Ok, ok, I'm trying to cheer up the sad tonight.....I'll get my coat
Made lol xxx
He, He, He!
I like this thread. Like your songs, Charlie.
Birdy, that's good.
But Gilly and Verdun, must try harder!
So here's some more bad ones, only very loosely gardening based!
What's the difference between a goat and a goldfish?
One mucks about in fountains!
Following on from Birdy's policeman, and imaging fairies in your garden:
Difference between a faiy's wand and a policeman's truncheon?
Once is for cunning stunts!
And, to finish, a tongue twister. Say five times fast
I'm not a pheasant plucker, I'm a pheasant plucker's son.
On that note, I shall go away to catch up with Tea's saga!

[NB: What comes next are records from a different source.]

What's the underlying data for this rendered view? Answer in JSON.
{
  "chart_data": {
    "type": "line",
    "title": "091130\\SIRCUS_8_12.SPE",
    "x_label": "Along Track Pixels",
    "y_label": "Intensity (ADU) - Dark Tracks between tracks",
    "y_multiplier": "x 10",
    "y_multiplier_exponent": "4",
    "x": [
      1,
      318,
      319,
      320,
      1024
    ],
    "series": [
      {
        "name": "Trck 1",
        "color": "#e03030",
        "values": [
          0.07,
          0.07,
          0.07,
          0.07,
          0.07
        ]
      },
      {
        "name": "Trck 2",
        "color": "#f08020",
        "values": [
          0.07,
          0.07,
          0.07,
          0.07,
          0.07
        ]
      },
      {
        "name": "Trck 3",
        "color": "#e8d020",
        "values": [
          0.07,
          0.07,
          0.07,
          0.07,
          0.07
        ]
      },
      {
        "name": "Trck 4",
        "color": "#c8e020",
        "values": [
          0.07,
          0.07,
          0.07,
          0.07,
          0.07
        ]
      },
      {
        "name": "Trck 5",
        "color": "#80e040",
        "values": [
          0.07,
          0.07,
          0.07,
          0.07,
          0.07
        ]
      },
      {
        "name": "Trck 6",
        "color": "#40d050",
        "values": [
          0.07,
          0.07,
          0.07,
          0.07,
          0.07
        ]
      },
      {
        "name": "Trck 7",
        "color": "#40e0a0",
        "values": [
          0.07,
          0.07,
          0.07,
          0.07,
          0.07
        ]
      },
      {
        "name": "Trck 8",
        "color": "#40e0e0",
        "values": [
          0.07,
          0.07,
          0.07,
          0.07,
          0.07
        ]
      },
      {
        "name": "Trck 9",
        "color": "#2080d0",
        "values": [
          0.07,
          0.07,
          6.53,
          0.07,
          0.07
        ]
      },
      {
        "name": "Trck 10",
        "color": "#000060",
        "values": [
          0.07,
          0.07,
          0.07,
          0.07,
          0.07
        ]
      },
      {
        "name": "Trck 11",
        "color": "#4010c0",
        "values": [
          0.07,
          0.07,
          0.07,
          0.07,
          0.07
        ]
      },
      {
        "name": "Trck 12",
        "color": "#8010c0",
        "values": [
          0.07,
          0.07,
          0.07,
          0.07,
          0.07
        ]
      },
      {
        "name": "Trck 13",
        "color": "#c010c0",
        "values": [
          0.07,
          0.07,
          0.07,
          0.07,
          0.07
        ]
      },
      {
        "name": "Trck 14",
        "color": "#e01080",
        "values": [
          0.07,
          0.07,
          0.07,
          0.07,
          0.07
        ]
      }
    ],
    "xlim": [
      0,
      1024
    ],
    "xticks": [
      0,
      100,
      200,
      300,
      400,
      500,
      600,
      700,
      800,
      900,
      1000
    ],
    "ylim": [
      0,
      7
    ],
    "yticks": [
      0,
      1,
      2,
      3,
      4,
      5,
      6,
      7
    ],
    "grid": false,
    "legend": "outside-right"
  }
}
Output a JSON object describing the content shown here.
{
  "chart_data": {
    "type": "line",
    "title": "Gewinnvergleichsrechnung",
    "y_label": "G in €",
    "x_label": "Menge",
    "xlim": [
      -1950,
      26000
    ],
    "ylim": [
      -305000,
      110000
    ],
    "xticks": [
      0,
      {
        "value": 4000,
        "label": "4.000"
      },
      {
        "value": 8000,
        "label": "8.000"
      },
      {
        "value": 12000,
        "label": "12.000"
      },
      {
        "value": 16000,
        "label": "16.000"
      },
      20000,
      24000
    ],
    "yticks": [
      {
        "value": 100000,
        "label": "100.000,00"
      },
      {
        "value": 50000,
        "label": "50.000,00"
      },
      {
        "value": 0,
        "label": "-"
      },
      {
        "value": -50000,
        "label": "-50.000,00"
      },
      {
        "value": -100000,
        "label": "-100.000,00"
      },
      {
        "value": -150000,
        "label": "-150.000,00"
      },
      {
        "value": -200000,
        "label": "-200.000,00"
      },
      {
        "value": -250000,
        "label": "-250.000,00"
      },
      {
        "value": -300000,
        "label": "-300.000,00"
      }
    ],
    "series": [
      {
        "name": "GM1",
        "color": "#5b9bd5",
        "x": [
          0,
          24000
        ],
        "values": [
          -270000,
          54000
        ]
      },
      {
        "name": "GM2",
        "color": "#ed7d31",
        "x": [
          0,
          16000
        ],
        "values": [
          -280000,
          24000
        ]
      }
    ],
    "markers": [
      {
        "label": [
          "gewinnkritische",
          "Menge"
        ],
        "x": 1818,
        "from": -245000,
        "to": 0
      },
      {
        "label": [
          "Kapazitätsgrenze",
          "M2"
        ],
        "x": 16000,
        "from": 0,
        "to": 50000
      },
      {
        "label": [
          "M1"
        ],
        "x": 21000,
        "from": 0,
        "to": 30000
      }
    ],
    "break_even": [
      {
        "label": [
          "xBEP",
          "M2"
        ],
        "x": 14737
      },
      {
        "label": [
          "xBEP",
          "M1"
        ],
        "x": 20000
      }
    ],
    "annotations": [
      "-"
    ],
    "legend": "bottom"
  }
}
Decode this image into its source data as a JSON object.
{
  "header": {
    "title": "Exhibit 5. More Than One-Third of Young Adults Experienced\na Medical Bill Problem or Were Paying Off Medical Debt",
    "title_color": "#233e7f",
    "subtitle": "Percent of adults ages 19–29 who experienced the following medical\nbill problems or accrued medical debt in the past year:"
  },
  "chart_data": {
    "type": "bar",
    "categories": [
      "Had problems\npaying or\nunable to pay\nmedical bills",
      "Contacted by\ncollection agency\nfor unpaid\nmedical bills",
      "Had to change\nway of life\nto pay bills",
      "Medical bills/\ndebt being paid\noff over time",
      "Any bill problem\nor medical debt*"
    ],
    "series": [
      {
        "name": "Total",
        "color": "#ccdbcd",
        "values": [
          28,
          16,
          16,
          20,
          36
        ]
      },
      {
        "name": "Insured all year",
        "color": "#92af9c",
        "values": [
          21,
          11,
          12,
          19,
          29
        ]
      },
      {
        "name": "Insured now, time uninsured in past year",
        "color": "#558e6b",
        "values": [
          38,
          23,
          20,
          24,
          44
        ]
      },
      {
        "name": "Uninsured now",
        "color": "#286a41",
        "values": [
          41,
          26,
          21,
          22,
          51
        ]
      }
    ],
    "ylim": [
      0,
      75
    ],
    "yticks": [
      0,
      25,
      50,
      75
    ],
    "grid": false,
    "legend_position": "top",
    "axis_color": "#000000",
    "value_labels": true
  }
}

That's all folks. Beep Beep!
Gardenjeannie. You get today's star prize!
OH, WOW, OH WOO, I won something!! Made my day!
Thanks, Verdun, but that's me all joked out now! I look forward to hearing more of everyone else's.

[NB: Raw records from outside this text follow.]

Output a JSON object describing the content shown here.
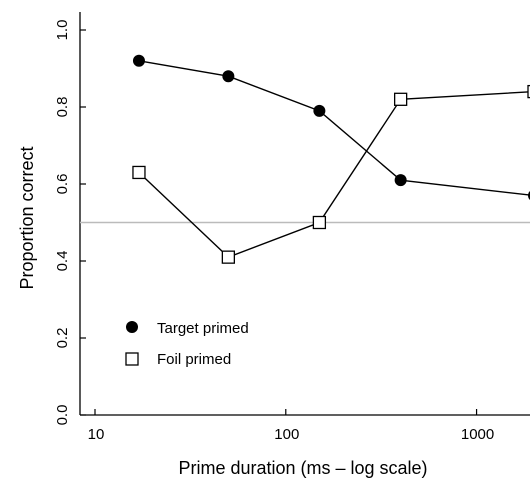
{
  "chart_data": {
    "type": "line",
    "xlabel": "Prime duration (ms – log scale)",
    "ylabel": "Proportion correct",
    "x_scale": "log",
    "xlim": [
      10,
      2000
    ],
    "ylim": [
      0,
      1.0
    ],
    "xticks": [
      10,
      100,
      1000
    ],
    "xtick_labels": [
      "10",
      "100",
      "1000"
    ],
    "yticks": [
      0,
      0.2,
      0.4,
      0.6,
      0.8,
      1.0
    ],
    "ytick_labels": [
      "0.0",
      "0.2",
      "0.4",
      "0.6",
      "0.8",
      "1.0"
    ],
    "reference_line": {
      "y": 0.5,
      "color": "#bbbbbb"
    },
    "legend": {
      "position": "lower-left"
    },
    "series": [
      {
        "name": "Target primed",
        "marker": "filled-circle",
        "color": "#000000",
        "x": [
          17,
          50,
          150,
          400,
          2000
        ],
        "y": [
          0.92,
          0.88,
          0.79,
          0.61,
          0.57
        ]
      },
      {
        "name": "Foil primed",
        "marker": "open-square",
        "color": "#000000",
        "x": [
          17,
          50,
          150,
          400,
          2000
        ],
        "y": [
          0.63,
          0.41,
          0.5,
          0.82,
          0.84
        ]
      }
    ]
  }
}
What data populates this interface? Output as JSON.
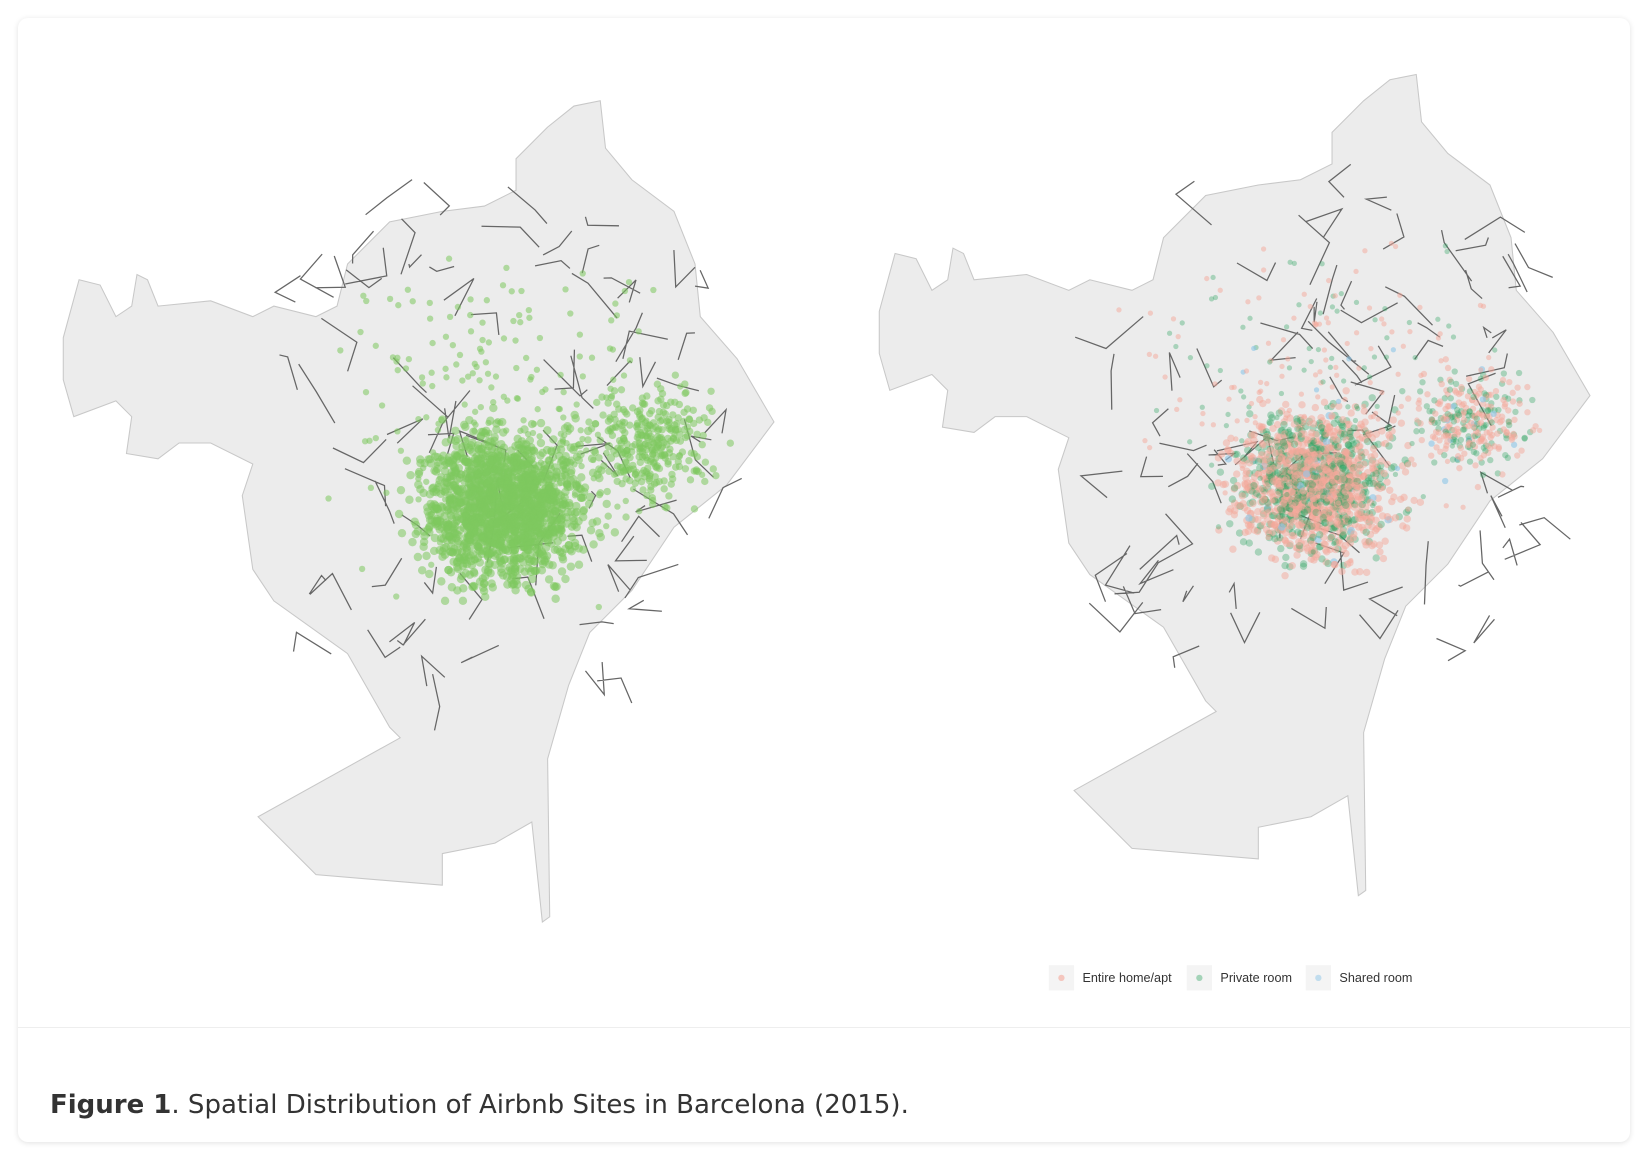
{
  "figure": {
    "label": "Figure 1",
    "caption": ". Spatial Distribution of Airbnb Sites in Barcelona (2015).",
    "legend": [
      "Entire home/apt",
      "Private room",
      "Shared room"
    ]
  }
}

Diddy seems conspicous by absence here. Been telling jokes on the 'barking dog' thread. Not that I'mm telling tales or anything........

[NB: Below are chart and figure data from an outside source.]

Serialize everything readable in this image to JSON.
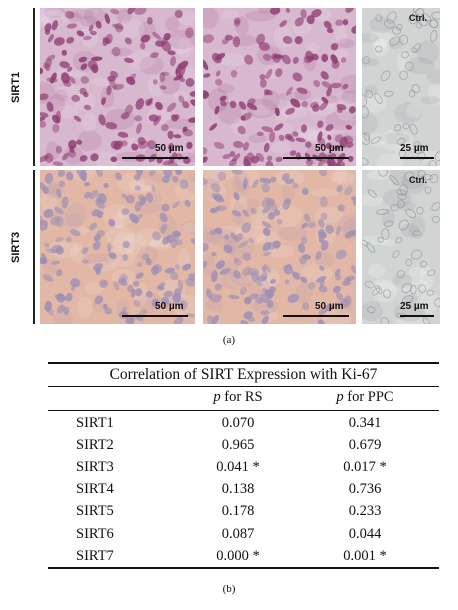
{
  "figure": {
    "rows": [
      "SIRT1",
      "SIRT3"
    ],
    "scales": {
      "sirt1": [
        "50 µm",
        "50 µm",
        "25 µm"
      ],
      "sirt3": [
        "50 µm",
        "50 µm",
        "25 µm"
      ]
    },
    "control_label": "Ctrl.",
    "caption_a": "(a)",
    "colors": {
      "sirt1_tissue": "#d8b8cf",
      "sirt1_nuclei": "#8f3b72",
      "sirt3_tissue": "#e2b7a6",
      "sirt3_nuclei": "#9c8fb5",
      "control_tissue": "#d2d4d4",
      "control_nuclei": "#8f979c"
    }
  },
  "table": {
    "title": "Correlation of SIRT Expression with Ki-67",
    "col_rs_prefix": "p",
    "col_rs_suffix": " for RS",
    "col_ppc_prefix": "p",
    "col_ppc_suffix": " for PPC",
    "rows": [
      {
        "name": "SIRT1",
        "rs": "0.070",
        "ppc": "0.341"
      },
      {
        "name": "SIRT2",
        "rs": "0.965",
        "ppc": "0.679"
      },
      {
        "name": "SIRT3",
        "rs": "0.041 *",
        "ppc": "0.017 *"
      },
      {
        "name": "SIRT4",
        "rs": "0.138",
        "ppc": "0.736"
      },
      {
        "name": "SIRT5",
        "rs": "0.178",
        "ppc": "0.233"
      },
      {
        "name": "SIRT6",
        "rs": "0.087",
        "ppc": "0.044"
      },
      {
        "name": "SIRT7",
        "rs": "0.000 *",
        "ppc": "0.001 *"
      }
    ],
    "caption_b": "(b)"
  }
}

Not really a Joke but made me smile
I am desperately trying to figure out why Kamikaze pilots wore helmets.
Don't know....I'm clueless. Oh no, that's ??ou isn't it?.......
jeannie- all my stunts are cunning...
and in the best possible taste....
My planting choices: still staring at portugese laurel and yew in front garden and wondering what to do!
HEHEHE! I never knew that till you said, Clueless! Waste of money, I'd say!
FG, don't remind me of Kenny Everett, I'll have to find him on youtube now to show kids.
On radio 2 yesterday, I discovered that the toilet was invented by Thomas Crapper! did anyone else know that? Presumably that is why we 'go for a c**p'! The boys and I giggled all night!
Just found these frou Diddy on 'get it off your chest', so I hope he won't mind that I put them here for more to laugh at!
Diddydoit4u wrote (see)
A rubber band pistol was confiscated from algebra class because it was a weapon of math disruption. Why should you never make fun of a fat girl with a lisp?Because she's probably thick and tired of it! Why did Captain Kirk's wife have a turd on her head?Because William Shatner! Sorry folks its been one of those days, i do appologise.Sorry.
A rubber band pistol was confiscated from algebra class because it was a weapon of math disruption.
Why should you never make fun of a fat girl with a lisp?Because she's probably thick and tired of it!
Why did Captain Kirk's wife have a turd on her head?Because William Shatner!
Sorry folks its been one of those days, i do appologise.Sorry.
I was peeing myself at the last one!
don't forget the Klingons Jeannie
Woodburners are magic. Whether your logs are Beech, Birch or Oak, they all get turned to Ash.
I seem to remember that QI dispelled as a myth that belief about Thomas Crapper - sorry to be boringly knowledgeable !
(No I'm not!)
Jeanie i have copy write on all my jokes,but i will let you off just this once as long as it makes people smile.
A guy went to a psychiatrist. "Doc," he said, "I keep having these alternating recurring dreams. First I'm a teepee, then I'm a wigwam, then I'm a teepee, and then I'm a wigwam. It's driving me crazy. What's wrong with me?"
The doctor replied, "It's very simple. You're two tents."